Sofia Uriagereka-Herburger, Magazine Editor

In Gillian Flynn’s debut novel, evil, as well as the stifling places where the midwest and the south intersect, is more clearly showcased than perhaps ever before. Camille Preaker, a thirty-something journalist, returns to her hometown of Wind Gap, Missouri, to investigate a series of disturbing murders; preteen girls strangled, with their teeth extracted. It is also the town where her beloved younger sister, Marian, died from a mysterious illness when Camille was just thirteen. It is precisely this aspect of ‘returning’ that consumes her and carries the story.

Camille goes to stay with her mother, Adora, a tyrannical hypochondriac and the town darling and begins to get to know her mysterious thirteen-year-old half-sister, Amma. The three have little in common save for their unfailing ability to live alongside the brutality that exists so clearly in their lives. Camille has self-harmed since she was a teenager, cutting words into every inch of her skin except for her hands and face; vanish, orgasm, cherry, wicked. Adora is full of silent and tremendous suffering that seems, at times, to be self-inflicted. As for Amma, the brutality that surrounds her is entirely of her own making.

Sharp Objects explores ruined women. Camille is fundamentally uninterested in healing, despite no longer self-harming, and controlling her urges to do so; she seems to have accepted that whatever damage she has is deep enough to never be alleviated. There is a stagnant, familiar nature to her pain. Wind Gap is so well-known to her, with its winding roads and swamps, and deadly woods; and so is her suffering, with its burning urges and rhythms. When the novel begins, Camille has already left Wind Gap for Chicago. There is no reason to leave her pain behind as well.

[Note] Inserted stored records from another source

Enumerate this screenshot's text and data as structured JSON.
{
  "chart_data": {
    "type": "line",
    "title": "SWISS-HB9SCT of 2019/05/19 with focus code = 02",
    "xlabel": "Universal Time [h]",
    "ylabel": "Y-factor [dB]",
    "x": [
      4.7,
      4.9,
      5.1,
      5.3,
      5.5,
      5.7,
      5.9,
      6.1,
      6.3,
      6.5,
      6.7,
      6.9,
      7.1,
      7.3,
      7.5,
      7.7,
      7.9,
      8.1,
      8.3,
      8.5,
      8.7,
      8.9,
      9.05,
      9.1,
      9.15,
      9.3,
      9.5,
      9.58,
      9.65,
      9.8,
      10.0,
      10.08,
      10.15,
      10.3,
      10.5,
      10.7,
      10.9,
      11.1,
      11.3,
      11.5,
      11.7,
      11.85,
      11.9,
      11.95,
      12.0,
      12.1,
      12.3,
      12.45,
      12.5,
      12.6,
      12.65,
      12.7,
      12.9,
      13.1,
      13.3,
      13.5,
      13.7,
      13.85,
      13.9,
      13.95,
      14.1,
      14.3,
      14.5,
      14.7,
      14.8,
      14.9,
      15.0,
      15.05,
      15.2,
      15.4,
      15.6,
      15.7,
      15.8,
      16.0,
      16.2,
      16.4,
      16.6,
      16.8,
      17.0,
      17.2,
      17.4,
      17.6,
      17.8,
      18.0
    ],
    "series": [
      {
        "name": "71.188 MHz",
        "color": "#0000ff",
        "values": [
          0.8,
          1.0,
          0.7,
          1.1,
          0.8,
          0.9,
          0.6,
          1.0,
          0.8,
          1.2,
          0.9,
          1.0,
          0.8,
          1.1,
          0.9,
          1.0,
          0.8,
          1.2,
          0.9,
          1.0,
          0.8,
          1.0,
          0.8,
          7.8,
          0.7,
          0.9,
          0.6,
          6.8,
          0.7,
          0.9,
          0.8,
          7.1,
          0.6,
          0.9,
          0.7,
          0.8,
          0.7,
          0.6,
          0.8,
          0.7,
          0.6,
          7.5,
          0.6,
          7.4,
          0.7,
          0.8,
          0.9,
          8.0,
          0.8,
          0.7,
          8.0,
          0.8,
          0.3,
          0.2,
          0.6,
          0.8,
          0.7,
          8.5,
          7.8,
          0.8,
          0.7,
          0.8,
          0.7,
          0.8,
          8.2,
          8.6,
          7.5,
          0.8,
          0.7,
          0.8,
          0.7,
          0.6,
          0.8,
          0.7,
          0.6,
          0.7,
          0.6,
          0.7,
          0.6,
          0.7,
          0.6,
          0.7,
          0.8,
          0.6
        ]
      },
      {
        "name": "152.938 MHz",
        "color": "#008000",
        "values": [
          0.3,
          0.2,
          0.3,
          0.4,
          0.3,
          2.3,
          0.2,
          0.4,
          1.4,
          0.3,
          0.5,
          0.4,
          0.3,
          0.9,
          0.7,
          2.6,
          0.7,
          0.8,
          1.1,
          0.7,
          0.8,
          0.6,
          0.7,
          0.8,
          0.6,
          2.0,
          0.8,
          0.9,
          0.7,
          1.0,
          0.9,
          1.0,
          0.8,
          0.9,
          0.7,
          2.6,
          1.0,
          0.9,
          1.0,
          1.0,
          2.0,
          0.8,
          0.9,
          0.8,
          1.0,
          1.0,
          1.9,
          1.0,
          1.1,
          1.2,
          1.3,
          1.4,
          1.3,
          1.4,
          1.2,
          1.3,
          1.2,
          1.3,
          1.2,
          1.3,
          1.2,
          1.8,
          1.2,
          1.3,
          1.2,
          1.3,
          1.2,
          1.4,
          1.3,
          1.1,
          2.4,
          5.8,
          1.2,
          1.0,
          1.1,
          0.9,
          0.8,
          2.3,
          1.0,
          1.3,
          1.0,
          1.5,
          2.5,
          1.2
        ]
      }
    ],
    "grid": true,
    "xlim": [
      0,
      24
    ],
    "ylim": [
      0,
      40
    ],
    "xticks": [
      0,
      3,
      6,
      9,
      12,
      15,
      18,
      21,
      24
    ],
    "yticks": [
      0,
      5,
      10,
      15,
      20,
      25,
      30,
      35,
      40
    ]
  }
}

Amma controls the way she is perceived to a dangerous degree, skillfully navigating the predatory gazes of men. In the HBO six-part adaption, Amma, on their first meeting, whispers to Camille, “I’m incorrigible too, only [Adora] doesn’t know it.” Where Camille is accustomed to the horror that lives with her, Amma is fascinated by it. If Camille is muted, stifled, turmoil personified, Amma is reckless, raw, long gone to the intoxicating venom of youth. The show based off the book, by the same name, has received throws of critical acclaim. Amy Adams does a stellar job as Camille, perfectly capturing the dangerous line she walks.

Flynn does not shy away from running her characters absolutely ragged, which can, at times, feel like an unnecessary addition to the already copious misrepresentations of women’s suffering in the media, but ultimately makes one question: can things really be this bad? Her writing forces the audience to exit their own barometers for how much a woman can tolerate, to redefine how fast-acting certain poisons are. At the end of the day, women’s pain, when written by women themselves, runs much more truthfully than the two-dimensional, often subliminally sexualized, a falsehood that men so frequently produce and are praised for.

Sharp Objects” is entirely worth the read, whether it is taken as a mystery novel or a deliberate prodding at the age-old wound of feminine suffering that raises questions that the women before us ached to ask.